Le pont au-dessus de l’autoroute Francisco Fajardo. Puis, quelques centaines de mètres plus loin, des barrières bloquent le passage.

L’Université Bolivarienne du Venezuela. Un immense campus universitaire en plein milieu de la ville.

Un sanctuaire du savoir de jour. Un terrain de jeu géant pour Bicimamis la nuit. Des zig-zags, des pauses de clown, des cris, des rires, une pause pipi, une pause déraillement. Et des cris et des rires encore.

La bière dans le ventre, l’alcool dans les veines, l’air frais sur le visage.

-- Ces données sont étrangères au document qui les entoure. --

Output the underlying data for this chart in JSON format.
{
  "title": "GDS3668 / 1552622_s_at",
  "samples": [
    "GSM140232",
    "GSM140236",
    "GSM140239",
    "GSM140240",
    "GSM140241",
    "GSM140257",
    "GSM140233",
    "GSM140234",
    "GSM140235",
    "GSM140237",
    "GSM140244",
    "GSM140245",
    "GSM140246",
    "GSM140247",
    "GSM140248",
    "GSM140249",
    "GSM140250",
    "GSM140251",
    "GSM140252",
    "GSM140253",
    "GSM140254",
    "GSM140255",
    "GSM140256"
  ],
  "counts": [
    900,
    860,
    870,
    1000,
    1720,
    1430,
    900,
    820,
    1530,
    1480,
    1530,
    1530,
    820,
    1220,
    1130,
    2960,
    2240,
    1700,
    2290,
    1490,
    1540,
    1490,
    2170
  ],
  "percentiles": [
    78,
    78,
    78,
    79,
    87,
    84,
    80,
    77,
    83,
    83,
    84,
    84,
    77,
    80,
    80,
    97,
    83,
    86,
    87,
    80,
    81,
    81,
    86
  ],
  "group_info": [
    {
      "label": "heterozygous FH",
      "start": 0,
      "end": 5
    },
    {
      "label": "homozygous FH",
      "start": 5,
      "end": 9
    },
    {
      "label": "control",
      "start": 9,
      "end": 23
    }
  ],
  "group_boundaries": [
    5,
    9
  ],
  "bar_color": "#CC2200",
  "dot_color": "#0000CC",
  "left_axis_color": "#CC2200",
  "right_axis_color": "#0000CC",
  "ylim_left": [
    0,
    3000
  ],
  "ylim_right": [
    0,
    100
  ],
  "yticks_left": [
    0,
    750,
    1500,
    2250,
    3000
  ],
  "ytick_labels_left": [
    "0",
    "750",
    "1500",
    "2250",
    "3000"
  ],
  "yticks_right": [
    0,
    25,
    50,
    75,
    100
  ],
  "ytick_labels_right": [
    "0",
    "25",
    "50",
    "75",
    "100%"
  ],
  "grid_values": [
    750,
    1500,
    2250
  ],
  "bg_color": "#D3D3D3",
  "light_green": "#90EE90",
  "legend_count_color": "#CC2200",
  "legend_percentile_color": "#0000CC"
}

Point d’orgue: descente finale qui mène à Valle Abajo. Arrivée à toute vitesse sur le boulevard au pied de la descente. Détour éclair chez Dréa pour que la nouvelle et le lascar y lâchent leurs montures. Le temps de siffler deux bières à trois, avec U-Lee et Machete. Ballade au pas jusqu’à la grille fermée d’un appartement en rez-de-chaussée. De l’autre de la grille, un bien portant vend des binouzes à l’arrache aux soiffards nocturnes.

Sur la marche du perron, dernières âneries et gorgées qui les suscitent. Derniers clichés flous.

Retour jusqu’à Plaza Venezuela, via l’Université Bolivarienne, avec U-Lee. Puis retour, via Chacaito, puis Chacao, Altamira et montée infernale jusqu’à la Vieille Déglinguée, la maison de Gaby. Un seul et même morceau qui tourne en boucle dans le walkman.

The Funeral. Band of Horses.

Caracas en bici. D’la balle.

Gracias U-Lee.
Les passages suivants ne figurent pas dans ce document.